Opposition environment critic Jodi Calahoo Stonehouse says the current process, led by a longtime supporter of conservative parties in Alberta, is too secretive.
“Albertans deserve unbiased public oversight,” she said.
“This should be a public review, not a secretive review that the United Conservatives had their paid friend to conduct behind closed doors.”
A recently released document shows David Yager, a longtime oilpatch executive, journalist and conservative activist and fundraiser, is being paid $70,000 to review the Alberta Energy Regulator.
The disclosure reveals little about what Yager has been asked to review. It refers to a “review” of the regulator and gives an end date of February.
Alberta’s energy ministry did not immediately provide a response. Nor did it expand on Yager’s terms of reference, who he will be asked to consult with or what the opportunities will be for public input in the review of an agency that oversees everything from well cleanup to oilsands tailings management to coal mining in the Rockies.
Calahoo Stonehouse said that isn’t good enough.
“We need public oversight that isn’t biased,” she said.

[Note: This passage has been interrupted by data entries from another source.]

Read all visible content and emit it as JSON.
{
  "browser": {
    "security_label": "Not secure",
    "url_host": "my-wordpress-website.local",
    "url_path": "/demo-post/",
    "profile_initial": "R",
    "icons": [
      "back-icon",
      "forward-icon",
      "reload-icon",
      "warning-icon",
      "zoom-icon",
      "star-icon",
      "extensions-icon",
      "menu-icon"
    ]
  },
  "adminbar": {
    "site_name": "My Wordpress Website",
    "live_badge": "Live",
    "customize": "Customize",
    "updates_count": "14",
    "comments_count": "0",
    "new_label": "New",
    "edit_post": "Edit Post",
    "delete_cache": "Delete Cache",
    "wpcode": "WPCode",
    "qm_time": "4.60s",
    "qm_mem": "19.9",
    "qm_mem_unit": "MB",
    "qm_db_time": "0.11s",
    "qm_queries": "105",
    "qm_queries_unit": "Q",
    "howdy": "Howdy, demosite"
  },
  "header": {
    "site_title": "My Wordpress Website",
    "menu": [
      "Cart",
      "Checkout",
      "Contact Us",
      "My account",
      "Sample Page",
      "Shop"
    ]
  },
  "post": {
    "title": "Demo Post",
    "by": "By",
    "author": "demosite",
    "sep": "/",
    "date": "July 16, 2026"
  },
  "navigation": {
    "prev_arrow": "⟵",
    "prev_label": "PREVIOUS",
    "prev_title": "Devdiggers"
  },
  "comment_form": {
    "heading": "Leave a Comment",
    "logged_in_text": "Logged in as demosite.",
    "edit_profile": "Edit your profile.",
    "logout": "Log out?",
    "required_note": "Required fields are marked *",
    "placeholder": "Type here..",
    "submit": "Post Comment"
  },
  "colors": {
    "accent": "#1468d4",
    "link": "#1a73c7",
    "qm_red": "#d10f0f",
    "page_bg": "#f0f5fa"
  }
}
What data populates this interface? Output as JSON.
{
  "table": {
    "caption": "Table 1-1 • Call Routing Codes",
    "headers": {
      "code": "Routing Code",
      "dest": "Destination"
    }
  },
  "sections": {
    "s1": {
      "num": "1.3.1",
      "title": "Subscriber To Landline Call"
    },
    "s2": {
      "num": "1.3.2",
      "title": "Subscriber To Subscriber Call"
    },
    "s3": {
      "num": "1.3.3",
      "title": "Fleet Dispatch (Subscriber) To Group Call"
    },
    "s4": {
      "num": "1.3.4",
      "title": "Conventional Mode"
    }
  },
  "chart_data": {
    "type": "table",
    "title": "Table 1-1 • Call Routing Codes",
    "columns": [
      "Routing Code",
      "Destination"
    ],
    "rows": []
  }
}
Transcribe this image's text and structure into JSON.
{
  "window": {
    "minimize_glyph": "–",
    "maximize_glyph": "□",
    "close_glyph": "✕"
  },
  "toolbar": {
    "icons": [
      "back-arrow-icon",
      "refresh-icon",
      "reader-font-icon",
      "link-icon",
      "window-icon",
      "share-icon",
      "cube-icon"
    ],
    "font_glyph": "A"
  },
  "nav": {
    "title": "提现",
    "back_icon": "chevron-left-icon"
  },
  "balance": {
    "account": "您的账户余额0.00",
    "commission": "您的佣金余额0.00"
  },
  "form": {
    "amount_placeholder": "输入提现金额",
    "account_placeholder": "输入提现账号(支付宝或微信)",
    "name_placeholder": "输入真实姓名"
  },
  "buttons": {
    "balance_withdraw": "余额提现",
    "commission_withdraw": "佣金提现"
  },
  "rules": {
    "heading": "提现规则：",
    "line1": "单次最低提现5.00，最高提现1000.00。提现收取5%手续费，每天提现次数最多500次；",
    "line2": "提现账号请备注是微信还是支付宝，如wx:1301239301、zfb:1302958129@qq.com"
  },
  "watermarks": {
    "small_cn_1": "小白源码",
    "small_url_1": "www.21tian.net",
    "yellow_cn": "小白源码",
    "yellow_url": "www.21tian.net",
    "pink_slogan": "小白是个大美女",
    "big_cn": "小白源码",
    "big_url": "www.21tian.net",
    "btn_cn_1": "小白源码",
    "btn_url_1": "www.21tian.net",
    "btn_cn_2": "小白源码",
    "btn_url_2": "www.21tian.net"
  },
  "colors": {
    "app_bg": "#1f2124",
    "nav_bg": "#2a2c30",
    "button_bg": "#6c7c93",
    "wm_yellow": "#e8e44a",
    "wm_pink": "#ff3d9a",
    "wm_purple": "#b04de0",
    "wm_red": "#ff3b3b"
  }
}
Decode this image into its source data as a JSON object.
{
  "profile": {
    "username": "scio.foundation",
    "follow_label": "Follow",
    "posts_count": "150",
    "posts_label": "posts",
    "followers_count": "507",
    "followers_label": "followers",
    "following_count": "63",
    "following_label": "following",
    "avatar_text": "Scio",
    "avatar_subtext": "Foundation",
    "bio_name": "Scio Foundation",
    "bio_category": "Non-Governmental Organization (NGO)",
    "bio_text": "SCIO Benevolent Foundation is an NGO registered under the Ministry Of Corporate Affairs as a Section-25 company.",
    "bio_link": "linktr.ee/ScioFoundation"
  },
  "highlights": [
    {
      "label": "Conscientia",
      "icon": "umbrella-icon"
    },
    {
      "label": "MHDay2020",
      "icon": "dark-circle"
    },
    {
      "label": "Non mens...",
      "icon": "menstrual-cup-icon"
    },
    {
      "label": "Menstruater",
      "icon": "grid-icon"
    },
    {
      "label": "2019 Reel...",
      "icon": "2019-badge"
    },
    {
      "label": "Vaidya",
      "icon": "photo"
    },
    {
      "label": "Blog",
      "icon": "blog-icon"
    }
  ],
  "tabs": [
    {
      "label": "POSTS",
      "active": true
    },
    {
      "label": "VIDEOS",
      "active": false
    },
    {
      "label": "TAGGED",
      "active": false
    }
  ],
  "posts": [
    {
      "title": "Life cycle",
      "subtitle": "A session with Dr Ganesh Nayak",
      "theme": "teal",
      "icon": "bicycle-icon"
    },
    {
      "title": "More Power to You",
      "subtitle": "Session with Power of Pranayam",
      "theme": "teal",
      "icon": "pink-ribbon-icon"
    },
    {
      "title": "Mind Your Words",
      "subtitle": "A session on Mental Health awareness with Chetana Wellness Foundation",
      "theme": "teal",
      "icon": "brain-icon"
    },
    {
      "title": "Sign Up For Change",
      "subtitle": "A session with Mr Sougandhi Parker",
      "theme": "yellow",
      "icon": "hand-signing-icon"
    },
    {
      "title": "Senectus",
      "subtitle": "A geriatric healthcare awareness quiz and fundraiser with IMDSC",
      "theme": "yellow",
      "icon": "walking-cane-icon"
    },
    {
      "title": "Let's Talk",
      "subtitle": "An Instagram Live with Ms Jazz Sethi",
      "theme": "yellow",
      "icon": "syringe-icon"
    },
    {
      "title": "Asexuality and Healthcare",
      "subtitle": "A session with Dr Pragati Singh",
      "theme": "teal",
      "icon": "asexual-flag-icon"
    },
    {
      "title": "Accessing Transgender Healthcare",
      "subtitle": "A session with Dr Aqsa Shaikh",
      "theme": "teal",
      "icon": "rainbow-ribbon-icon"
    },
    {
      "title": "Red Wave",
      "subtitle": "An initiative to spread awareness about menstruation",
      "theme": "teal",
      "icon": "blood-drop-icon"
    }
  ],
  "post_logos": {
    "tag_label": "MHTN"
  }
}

She’s calling for a revamped regulator with new leadership, particularly in light of repeated releases of wastewater from oilsands operations.
Allan Adam, chief of the Athabasca Chipewyan First Nation downstream from those releases, said his people have lost faith in the regulator.
“At every opportunity, the (regulator) has dismissed our concerns,” he said.
Adam said the agency is still investigating two releases of wastewater from Imperial Oil’s Kearl oilsands plant that happened last spring. Meanwhile, another release earlier this month sent another 670,000 litres of water in the Muskeg River that had four times the amount of sediment in it that regulations allow.
Adam said the federal government should step in to replace the Alberta Energy Regulator.
“I would like the (regulator) to immediately cease what they’re doing,” he said. “They’re not credible enough to do anything.
“The federal government should step in and go with (the Department of Fisheries and Oceans) and regulate this whole regime and do it properly.”